7. Leendert Hasenbosch: The Employee of the Dutch East India Company Stranded on an Island because of His Sexual Preferences.
In 1725, Leendert Hasenbosch was a thirty-year-old ship’s officer or bookkeeper on the Prattenburg, a vessel belonging to the East India Company. However, he fell foul of his employers when he was discovered having sex with one of the crew. The assembled captains of the fleet tried Hasenbosch and found guilty of sodomy. His lover, who as an ordinary sailor was probably thrown overboard. However, Hasenbosch was an officer, so he escaped outright death. Instead, he was sentenced to be “set ashore, as a villain” on Ascension Island in the South Atlantic.
On May 5, 1725, his shipmates abandoned Hasenbosch on the island with nothing but a tent, a few changes of clothes, some seeds, writing materials and books, and a month’s supply of water. Why he was given seeds is questionable as those who abandoned him there must have known he would not last long. For no one told him where to locate fresh water on the island and Hasenbosch could not find it himself. Once his month’s ration of water ran out, Hasenbosch had to drink turtle blood and his urine to survive.
In the meantime, he put the paper and pens to good use, keeping a detailed diary of his stay. He recorded his hope that another ship would find him. In the meantime, he vainly searched for food- and the elusive water supply. “8th, 9thand 10th” read a diary entry made in August,” searched carefully but found no water. Have employed myself in praying and interceding with God to have mercy on my soul.”

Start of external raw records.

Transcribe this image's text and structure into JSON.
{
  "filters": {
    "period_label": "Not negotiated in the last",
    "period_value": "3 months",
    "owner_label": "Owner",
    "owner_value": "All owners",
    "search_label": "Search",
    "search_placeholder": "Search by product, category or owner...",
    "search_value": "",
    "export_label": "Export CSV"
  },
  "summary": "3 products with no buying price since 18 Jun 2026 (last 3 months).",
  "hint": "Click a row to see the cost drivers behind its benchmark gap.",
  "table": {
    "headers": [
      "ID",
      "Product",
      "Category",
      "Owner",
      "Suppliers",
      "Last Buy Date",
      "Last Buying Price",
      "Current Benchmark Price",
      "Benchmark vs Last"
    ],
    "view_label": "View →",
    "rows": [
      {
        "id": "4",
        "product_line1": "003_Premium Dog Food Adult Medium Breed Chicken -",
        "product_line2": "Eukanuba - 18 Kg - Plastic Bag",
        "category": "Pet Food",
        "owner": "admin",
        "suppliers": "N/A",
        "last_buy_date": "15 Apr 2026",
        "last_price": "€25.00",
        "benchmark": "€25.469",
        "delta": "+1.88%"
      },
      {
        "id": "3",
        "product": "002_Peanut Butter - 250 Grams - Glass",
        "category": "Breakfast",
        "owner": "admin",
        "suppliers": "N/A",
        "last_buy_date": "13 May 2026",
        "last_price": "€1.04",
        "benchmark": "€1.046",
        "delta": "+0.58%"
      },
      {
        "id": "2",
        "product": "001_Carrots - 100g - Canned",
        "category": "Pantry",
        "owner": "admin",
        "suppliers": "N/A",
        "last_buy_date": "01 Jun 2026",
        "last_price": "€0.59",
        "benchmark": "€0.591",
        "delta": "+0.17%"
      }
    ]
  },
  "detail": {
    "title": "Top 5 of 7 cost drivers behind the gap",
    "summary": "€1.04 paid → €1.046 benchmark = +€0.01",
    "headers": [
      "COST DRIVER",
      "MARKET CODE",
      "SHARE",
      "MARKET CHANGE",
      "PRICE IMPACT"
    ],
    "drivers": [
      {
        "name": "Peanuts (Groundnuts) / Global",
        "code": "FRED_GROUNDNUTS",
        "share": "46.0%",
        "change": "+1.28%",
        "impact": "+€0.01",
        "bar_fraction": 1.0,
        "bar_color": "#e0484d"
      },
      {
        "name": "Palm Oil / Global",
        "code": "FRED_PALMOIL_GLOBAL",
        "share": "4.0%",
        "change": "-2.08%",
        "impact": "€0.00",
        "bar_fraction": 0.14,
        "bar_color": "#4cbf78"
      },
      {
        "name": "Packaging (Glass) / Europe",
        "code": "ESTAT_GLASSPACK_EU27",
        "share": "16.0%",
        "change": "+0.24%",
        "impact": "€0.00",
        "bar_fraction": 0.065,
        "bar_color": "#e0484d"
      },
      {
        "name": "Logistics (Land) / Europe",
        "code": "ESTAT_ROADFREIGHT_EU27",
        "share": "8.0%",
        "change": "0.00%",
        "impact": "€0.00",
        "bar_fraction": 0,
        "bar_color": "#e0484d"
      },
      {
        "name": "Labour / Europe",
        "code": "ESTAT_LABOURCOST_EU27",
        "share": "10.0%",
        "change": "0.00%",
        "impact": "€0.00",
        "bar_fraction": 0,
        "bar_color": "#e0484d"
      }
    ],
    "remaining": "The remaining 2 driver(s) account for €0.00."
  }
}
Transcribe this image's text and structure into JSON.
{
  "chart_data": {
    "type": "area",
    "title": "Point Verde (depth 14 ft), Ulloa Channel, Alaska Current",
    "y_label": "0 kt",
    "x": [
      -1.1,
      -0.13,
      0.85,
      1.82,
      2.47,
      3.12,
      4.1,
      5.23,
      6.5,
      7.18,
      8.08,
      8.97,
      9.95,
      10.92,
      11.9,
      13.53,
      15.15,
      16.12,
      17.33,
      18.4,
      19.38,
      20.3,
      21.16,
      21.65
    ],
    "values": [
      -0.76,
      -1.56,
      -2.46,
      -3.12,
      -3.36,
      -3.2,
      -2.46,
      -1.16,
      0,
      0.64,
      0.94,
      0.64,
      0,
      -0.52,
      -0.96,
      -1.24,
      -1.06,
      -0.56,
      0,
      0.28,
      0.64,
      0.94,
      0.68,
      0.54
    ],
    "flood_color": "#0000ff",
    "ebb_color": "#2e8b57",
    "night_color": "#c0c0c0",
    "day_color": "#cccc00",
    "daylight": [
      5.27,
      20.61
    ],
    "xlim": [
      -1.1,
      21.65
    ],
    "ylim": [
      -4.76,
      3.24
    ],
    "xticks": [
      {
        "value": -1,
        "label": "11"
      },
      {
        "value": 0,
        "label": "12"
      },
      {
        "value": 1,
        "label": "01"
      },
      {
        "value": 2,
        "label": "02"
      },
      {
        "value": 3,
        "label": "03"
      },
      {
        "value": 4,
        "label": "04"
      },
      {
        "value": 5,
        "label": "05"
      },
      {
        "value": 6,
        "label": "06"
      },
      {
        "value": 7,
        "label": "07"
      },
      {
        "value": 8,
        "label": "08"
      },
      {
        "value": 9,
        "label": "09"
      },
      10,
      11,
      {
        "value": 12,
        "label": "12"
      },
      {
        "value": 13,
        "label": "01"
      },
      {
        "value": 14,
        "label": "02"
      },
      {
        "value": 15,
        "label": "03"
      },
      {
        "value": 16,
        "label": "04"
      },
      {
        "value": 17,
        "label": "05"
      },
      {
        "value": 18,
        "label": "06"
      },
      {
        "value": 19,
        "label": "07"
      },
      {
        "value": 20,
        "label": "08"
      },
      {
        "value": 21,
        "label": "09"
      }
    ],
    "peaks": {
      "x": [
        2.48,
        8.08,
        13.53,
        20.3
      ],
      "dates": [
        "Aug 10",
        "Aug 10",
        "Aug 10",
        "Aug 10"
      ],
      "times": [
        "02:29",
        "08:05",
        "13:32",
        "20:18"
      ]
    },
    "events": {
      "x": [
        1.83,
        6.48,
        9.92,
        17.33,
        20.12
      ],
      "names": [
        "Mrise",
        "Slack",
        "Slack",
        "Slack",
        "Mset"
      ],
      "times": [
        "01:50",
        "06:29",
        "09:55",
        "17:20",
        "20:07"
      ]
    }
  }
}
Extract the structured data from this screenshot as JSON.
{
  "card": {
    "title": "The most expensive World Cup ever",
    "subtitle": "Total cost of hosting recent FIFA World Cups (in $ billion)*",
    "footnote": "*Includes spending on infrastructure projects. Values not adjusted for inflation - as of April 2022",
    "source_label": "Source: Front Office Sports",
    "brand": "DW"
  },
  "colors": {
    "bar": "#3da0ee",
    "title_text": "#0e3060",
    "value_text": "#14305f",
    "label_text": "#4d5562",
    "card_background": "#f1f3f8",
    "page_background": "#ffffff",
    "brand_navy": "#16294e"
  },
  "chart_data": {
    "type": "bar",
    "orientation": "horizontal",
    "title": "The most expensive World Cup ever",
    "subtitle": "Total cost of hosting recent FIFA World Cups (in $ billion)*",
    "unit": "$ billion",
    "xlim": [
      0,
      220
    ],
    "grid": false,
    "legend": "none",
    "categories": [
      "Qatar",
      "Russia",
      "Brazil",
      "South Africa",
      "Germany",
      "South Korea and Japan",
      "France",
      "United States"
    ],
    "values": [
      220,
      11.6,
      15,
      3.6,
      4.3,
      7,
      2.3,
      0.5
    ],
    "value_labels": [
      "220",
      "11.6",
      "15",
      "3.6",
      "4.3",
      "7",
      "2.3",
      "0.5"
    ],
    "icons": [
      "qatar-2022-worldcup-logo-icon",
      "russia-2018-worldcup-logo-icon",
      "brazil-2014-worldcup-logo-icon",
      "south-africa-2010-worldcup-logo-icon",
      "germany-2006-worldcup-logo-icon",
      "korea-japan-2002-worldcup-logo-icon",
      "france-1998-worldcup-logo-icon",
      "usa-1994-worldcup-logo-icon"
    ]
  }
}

The diary ended on October 14th1725. In January 1726, the ship that Hasenbosch had hoped for finally arrived at Ascension Island. However, when the British sailors discovered Hasenbosch’s tent, they found it empty but for his diary which was later published. Of the man himself, commons there was no sign. It is believed that Leendert Hasenboch died alone on Ascension, after being marooned there for just six months.